4 – Exhortation 12, 14
Bénissez ceux qui vous persécutent ; bénissez, ne maudissez pas. Réjouissez-vous avec ceux qui se réjouissent, pleurez avec ceux qui pleurent. Ayez même pensée les uns pour les autres. Ne faites pas les fiers mais laissez-vous attirer par ce qui est humble. Ne vous prenez pas pour des sages. Ne rendez à personne le mal pour le mal. Ayez à cœur de faire le bien devant tous les hommes. Ne vous vengez pas vous-mêmes, bien aimés, mais laissez agir la colère de Dieu, car il est écrit « A moi la vengeance ! C’est moi qui rétribuerai » dit le Seigneur. Au contraire, si ton ennemi a faim, donne-lui à manger ; s’il a soif, donne-lui à boire ; car ce faisant tu amasseras des charbons ardents sur sa tête. Ne te laisse pas vaincre par le mal, mais sois vainqueur du mal par le bien. Que toute personne soit soumise aux pouvoirs établis :
3 – Une double appartenance
5- Justification 13,1b
Car il n’est de pouvoir que de Dieu et ceux qui existent sont institués par Dieu. Ainsi celui qui s’oppose au pouvoir résiste à l’ordre voulu par Dieu, et ceux qui résistent s’attireront la condamnation. Les magistrats en effet ne sont pas à craindre quand on fait le bien, mais quand on fait le mal. Veux-tu ne pas craindre le pouvoir, fais le bien et tu en auras des louanges ; car il est pour toi le serviteur de Dieu en vue du bien. Mais si tu fais le mal, crains, car ce n’est pas en vain qu’il porte le glaive ; il est en effet le ministre de Dieu pour exercer sa colère contre qui commet le mal. C’est pourquoi il est nécessaire de se soumettre non seulement à cause de la colère mais aussi à cause de la conscience. Et voilà bien pourquoi vous payez des impôts car les magistrats sont des servants de Dieu assidus à leur office. Rendez à tous ce qui leur est dû : à qui l’impôt, l’impôt ; à qui les taxes, les taxes ; à qui la crainte, la crainte ; à qui l’honneur, l’honneur.
6 – Exhortation 13, 8
N’ayez de dettes envers personnes sinon de vous aimer les uns les autres ; car celui qui aime le prochain a accompli toute la Loi. En effet (les commandements) « Tu ne commettras pas l’adultère ; tu ne tueras pas, tu de voleras pas, tu ne convoiteras pas » et s’il en est quelque autre, se résument dans cette parole, à savoir : « Tu aimeras ton prochain comme toi-même. » L’amour ne fait aucun mal au prochain ; l’amour est donc le plein accomplissement de la Loi.

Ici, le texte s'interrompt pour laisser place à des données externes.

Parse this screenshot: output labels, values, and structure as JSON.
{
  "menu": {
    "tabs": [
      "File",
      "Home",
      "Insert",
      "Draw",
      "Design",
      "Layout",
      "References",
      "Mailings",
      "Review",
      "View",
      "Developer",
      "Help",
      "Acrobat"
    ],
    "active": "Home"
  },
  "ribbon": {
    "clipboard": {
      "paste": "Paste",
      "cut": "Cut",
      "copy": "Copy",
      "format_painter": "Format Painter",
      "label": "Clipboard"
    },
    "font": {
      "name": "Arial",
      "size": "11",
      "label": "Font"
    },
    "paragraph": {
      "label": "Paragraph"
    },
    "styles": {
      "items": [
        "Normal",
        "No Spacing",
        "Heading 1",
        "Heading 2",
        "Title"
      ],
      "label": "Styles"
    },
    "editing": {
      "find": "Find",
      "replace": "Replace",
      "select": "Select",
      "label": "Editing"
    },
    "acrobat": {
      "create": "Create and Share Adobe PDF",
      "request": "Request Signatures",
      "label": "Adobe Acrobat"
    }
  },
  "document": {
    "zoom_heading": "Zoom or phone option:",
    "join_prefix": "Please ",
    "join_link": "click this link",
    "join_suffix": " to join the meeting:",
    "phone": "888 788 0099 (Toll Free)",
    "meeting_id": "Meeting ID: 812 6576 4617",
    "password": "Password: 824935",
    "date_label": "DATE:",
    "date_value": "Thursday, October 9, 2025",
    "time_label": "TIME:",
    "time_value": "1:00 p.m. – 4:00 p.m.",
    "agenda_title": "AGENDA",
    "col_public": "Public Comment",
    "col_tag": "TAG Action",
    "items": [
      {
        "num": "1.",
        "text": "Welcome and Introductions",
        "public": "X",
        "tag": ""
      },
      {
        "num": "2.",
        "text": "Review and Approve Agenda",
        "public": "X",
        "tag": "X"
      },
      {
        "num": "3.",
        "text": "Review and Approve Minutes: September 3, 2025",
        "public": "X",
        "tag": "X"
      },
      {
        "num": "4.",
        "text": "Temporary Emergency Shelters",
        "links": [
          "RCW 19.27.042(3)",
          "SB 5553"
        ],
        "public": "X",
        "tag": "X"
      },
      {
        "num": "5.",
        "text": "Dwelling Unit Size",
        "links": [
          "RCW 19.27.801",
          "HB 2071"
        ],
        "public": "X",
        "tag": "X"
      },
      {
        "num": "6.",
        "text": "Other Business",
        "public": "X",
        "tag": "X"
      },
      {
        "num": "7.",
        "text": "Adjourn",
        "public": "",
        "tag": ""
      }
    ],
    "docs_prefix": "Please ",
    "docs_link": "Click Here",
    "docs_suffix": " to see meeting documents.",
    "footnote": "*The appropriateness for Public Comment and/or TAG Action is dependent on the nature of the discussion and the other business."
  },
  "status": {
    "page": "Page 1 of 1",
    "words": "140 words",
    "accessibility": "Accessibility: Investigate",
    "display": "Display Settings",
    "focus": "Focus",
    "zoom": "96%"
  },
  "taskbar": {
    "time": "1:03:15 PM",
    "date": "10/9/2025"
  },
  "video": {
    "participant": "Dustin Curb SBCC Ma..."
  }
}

D’autant plus que vous savez en quel temps nous sommes. L’heure est venue de vous réveiller de votre sommeil, car maintenant le salut est plus près de vous que lorsque nous avons embrassé la foi. La nuit est avancée et le jour est tout proche. Rejetons donc les œuvres de ténèbres et revêtons les armes de la lumière. Comme en plein jour, conduisons-nous donc dignement : ni ripailles, ni orgies, ni coucheries ni débauches, ni querelles ni jalousie, mais revêtez le Seigneur Jésus et ne prenez pas soin de la chair pour (en satisfaire) les convoitises.
Relecture
Deux types de communautés
On remarque vite que l’ensemble de ces deux chapitres pose les bases d’une morale collective. On a affaire à deux types de communautés.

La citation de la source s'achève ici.